Intensive progress involves going from 0 to 1 (not simply the 1 to n of globalization).
[…]
Maybe we focus so much on going from 1 to n because that’s easier to do. There’s little doubt that going from 0 to 1 is qualitatively different, and almost always harder, than copying something n times. And even trying to achieve vertical, 0 to 1 progress presents the challenge of exceptionalism; any founder or inventor doing something new must wonder: am I sane? Or am I crazy?
[…]
Teaching vertical progress or innovation is almost a contradiction in terms. Education is fundamentally about going from 1 to n. We observe, imitate, and repeat. Infants do not invent new languages; they learn existing ones. From early on, we learn by copying what has worked before. That is insufficient for startups. At some point you have to go from 0 to 1—you have to do something important and do it right—and that can’t be taught. So case studies about successful businesses are of limited utility.”

Then he addresses “why start-ups?” and “why do a start-up?”

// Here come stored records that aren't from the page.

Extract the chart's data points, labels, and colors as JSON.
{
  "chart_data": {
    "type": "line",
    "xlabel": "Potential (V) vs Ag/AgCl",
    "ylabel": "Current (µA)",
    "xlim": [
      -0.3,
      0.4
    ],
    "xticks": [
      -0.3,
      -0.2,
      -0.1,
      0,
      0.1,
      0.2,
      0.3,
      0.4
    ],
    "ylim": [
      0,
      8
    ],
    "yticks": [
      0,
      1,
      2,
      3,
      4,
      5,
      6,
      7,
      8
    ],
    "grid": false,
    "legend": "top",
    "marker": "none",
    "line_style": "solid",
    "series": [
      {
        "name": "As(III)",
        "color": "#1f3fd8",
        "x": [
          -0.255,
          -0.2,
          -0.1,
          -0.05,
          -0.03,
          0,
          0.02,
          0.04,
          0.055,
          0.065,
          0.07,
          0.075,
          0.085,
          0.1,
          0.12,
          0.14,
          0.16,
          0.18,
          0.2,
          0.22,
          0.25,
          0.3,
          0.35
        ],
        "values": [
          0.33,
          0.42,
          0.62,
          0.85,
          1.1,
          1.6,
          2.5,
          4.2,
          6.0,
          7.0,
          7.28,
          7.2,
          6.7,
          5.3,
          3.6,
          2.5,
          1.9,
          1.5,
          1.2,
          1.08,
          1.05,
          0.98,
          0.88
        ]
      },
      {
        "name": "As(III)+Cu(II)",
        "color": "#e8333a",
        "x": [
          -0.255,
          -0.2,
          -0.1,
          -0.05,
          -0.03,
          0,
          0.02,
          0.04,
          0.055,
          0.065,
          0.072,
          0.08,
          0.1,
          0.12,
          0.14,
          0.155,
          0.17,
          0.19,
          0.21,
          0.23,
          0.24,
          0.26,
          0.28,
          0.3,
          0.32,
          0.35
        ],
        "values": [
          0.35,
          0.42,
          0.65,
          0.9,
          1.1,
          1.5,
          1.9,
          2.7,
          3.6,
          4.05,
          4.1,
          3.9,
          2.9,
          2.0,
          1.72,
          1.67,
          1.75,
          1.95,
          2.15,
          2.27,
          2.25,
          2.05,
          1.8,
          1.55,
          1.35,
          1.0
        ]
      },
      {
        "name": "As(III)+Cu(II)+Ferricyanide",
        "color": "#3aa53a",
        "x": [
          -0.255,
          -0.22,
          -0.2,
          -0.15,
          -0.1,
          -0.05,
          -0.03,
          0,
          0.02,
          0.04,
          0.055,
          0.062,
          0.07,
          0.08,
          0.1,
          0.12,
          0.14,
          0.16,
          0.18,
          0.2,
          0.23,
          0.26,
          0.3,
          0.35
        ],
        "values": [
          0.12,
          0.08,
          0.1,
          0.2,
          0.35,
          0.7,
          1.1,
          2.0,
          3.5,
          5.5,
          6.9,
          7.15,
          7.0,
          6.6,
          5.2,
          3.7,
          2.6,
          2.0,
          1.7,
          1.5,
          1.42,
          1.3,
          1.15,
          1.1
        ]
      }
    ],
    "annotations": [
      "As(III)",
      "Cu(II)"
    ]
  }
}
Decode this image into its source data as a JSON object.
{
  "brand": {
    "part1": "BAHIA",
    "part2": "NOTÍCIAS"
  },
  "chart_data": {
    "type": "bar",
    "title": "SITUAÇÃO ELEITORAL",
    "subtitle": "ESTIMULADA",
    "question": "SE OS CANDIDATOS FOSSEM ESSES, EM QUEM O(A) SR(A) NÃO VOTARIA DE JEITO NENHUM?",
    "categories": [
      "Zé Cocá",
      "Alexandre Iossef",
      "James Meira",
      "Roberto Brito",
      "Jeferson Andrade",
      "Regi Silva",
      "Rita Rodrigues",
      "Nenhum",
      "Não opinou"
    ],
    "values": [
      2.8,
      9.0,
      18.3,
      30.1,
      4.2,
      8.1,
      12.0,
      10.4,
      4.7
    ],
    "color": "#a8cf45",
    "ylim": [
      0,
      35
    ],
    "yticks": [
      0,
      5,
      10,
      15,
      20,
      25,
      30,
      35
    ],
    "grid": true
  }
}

“Size and internal vs. external coordination costs matter a lot. North of 100 people in a company, employees don’t all know each other. Politics become important. Startups are important because they are small; if the size and complexity of a business is something like the square of the number of people in it, then startups are in a unique position to lower interpersonal or internal costs and thus to get stuff done.
[…]
The easiest answer to “why startups?” is negative: because you can’t develop new technology in existing entities. Anyone on a mission tends to want to go from 0 to 1. You can only do that if you’re surrounded by others to want to go from 0 to 1. That happens in startups, not huge companies or government.
[…]
Doing startups for the money is not a great idea. Perhaps doing startups to be remembered or become famous is a better motive. Perhaps not. A better motive still would be a desire to change the world. The U.S. in 1776-79 was a startup of sorts. What were the Founders motivations? There is a large cultural component to the motivation question, too. In Japan, entrepreneurs are seen as reckless risk-takers. The respectable thing to do is become a lifelong employee somewhere. The literary version of this sentiment is “behind every fortune lies a great crime.” Were the Founding Fathers criminals? Are all founders criminals of one sort or another?

More to come soon. But if you like this, just read Thiel!